Er räusperte sich nach langem Schweigen. «Ich weiß nicht, ob Sie das wissen, aber ich setze mich nun schon seit einigen Jahren gegen die Ausbeutung von Frauen ein. Mit größter Wahrscheinlichkeit hat sich das nicht gerade positiv auf meine Karriere ausgewirkt. Dass wir keinen Schritt weitergekommen sind, ist nur schwer zu akzeptieren. Einige der Frauen auf der Straße sind fast noch Kinder. Ich denke an ihre Familien. Haben Sie Kinder?»
«Ich bin schwanger.»
«Herzlichen Glückwunsch. Wenn Sie mich fragen: Kinder sind ein Segen. Ich will Ihnen jetzt keine Angst machen, aber die Elternschaft bringt eine neue Verantwortung mit sich. Eine, die immer bleibt. Auch wenn die Kinder erwachsen sind. Darf ich ein bisschen privat werden?»
«Natürlich.»
«Ich habe eine Tochter. Sie ist fast vierundzwanzig und wohnt in Dublin. Dort hat sie einen Mann kennengelernt, der fast zehn Jahre älter ist als sie. Sie ist mit ihm verlobt, und ich bin ihm noch nicht ein Mal begegnet.»

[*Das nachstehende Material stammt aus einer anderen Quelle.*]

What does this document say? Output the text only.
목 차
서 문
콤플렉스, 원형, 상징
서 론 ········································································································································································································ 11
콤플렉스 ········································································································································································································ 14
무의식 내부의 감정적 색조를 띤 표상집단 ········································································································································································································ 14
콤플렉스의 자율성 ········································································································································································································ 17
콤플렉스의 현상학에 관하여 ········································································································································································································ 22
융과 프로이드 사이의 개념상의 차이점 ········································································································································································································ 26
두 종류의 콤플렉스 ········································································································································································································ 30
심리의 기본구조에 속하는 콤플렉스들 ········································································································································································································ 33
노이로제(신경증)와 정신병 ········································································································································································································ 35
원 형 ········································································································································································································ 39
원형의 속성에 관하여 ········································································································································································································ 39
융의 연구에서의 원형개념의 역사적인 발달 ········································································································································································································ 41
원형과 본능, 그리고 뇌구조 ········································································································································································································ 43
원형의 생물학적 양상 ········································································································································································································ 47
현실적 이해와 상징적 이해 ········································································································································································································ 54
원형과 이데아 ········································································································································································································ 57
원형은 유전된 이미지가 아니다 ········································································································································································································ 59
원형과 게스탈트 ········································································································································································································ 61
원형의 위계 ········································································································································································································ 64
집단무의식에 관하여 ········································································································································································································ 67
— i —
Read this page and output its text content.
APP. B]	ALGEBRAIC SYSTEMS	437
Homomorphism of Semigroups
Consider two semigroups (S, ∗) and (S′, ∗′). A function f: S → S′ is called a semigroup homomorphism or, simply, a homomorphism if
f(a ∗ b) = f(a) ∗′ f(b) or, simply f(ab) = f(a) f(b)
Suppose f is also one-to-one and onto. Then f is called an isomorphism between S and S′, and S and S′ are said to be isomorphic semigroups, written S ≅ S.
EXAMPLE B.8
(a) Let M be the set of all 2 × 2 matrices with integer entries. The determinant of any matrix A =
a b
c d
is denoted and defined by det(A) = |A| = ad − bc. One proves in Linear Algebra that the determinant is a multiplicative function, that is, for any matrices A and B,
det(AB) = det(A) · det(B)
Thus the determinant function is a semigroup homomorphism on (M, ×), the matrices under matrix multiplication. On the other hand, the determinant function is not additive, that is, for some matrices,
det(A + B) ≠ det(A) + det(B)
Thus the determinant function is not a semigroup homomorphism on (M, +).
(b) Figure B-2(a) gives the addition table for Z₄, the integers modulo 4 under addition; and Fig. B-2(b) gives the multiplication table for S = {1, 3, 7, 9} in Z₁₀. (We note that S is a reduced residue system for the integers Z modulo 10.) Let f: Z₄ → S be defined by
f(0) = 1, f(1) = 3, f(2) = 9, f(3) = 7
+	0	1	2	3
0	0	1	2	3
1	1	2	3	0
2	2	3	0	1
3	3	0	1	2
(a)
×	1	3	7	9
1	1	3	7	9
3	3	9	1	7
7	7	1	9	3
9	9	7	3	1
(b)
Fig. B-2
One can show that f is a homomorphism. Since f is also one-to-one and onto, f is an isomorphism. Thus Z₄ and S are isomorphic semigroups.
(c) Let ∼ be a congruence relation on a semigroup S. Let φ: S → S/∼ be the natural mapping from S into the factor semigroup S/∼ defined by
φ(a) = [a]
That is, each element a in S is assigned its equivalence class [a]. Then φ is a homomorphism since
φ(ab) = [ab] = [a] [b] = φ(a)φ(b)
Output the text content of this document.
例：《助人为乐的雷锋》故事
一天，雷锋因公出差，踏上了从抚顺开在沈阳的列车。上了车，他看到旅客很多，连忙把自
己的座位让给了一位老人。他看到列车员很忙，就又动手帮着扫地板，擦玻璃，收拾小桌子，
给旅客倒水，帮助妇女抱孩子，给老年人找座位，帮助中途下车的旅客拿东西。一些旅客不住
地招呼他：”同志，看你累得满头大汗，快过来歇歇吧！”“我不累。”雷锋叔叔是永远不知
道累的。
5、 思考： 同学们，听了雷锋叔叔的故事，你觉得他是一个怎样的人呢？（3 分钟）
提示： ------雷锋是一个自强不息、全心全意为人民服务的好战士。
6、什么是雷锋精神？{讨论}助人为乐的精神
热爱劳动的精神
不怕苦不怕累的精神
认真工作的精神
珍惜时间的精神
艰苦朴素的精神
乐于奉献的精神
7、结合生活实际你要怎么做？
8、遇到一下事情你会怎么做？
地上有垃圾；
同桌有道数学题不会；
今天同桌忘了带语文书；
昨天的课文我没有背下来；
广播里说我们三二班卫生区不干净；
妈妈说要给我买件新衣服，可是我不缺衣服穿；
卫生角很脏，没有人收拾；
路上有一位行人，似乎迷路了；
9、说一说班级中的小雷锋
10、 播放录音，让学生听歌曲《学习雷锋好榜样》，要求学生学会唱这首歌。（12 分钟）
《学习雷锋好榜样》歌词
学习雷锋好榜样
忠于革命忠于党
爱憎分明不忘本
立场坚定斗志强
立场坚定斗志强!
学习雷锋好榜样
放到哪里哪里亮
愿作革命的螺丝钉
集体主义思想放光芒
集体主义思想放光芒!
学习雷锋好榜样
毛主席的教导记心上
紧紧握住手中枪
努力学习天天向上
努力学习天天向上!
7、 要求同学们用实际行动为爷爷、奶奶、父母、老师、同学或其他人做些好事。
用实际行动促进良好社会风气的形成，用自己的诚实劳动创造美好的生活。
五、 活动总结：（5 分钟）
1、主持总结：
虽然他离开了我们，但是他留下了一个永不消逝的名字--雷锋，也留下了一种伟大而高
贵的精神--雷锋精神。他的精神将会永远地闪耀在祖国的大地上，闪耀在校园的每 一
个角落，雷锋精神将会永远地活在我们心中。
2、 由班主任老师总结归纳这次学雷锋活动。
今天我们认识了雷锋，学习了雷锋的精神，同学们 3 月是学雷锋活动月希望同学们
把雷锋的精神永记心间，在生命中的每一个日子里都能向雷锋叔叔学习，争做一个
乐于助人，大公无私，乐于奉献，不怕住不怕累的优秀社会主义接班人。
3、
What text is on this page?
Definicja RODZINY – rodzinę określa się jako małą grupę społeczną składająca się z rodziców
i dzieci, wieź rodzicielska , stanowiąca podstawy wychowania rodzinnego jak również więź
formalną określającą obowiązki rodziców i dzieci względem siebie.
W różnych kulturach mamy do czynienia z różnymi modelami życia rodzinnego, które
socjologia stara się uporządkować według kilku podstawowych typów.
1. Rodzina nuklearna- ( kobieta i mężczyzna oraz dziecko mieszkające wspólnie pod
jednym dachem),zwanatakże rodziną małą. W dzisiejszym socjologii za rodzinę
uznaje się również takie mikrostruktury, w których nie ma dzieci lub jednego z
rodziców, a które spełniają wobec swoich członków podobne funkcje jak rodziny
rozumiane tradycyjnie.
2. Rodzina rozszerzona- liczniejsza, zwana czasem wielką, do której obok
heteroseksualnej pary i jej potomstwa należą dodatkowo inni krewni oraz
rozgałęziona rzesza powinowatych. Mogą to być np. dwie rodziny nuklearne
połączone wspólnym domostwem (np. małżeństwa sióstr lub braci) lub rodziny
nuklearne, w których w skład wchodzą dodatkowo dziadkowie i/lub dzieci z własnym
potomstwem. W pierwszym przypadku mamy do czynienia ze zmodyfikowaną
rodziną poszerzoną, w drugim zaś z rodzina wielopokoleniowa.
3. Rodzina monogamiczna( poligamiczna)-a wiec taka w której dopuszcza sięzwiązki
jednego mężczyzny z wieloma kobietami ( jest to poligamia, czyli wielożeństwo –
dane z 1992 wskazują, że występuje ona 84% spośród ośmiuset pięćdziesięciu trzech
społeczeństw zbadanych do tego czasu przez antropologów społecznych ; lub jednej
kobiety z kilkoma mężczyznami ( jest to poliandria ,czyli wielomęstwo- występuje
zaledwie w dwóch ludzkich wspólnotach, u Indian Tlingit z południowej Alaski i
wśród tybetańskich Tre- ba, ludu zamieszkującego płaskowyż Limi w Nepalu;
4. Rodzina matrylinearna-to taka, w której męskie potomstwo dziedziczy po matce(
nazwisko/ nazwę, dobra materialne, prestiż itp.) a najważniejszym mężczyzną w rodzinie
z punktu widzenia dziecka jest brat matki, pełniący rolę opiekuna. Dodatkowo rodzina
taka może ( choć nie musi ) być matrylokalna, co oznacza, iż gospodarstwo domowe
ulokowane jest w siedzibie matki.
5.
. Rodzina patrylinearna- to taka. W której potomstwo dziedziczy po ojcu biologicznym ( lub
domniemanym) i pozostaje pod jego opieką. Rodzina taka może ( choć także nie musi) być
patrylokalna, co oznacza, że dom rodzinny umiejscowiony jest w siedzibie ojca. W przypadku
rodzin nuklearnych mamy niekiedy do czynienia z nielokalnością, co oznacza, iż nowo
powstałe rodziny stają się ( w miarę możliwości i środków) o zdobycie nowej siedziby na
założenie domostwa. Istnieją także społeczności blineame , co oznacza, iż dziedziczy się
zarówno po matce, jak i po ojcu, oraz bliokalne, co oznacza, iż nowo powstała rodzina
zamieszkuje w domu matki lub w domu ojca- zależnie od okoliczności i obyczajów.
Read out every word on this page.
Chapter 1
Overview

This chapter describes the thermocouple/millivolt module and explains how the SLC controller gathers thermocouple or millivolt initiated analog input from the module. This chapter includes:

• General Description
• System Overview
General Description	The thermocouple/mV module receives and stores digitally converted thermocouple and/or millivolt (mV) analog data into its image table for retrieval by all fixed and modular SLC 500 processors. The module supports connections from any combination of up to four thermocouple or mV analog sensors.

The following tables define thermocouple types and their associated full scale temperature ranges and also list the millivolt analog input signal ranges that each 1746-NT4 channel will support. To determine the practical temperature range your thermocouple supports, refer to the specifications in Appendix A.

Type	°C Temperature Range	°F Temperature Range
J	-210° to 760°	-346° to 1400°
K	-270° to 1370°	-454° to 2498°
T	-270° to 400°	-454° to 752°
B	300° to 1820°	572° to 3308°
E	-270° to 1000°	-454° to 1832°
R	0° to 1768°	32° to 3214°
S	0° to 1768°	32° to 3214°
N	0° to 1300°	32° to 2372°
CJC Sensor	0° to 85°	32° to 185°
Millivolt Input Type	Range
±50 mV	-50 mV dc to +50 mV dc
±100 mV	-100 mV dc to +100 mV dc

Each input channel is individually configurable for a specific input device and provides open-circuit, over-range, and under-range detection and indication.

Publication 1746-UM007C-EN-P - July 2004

«Sie hat sich bestimmt den Richtigen ausgesucht.»
«Sie schreibt, dass er Lorcan heißt. Wenn ich anrufe, ist sie nie zu erreichen.» Er seufzte. «Wie auch immer. Sie ist eine erwachsene Frau, aber für mich bleibt sie immer mein kleines Mädchen.»
«Ich verstehe. So ist das vermutlich bei allen.»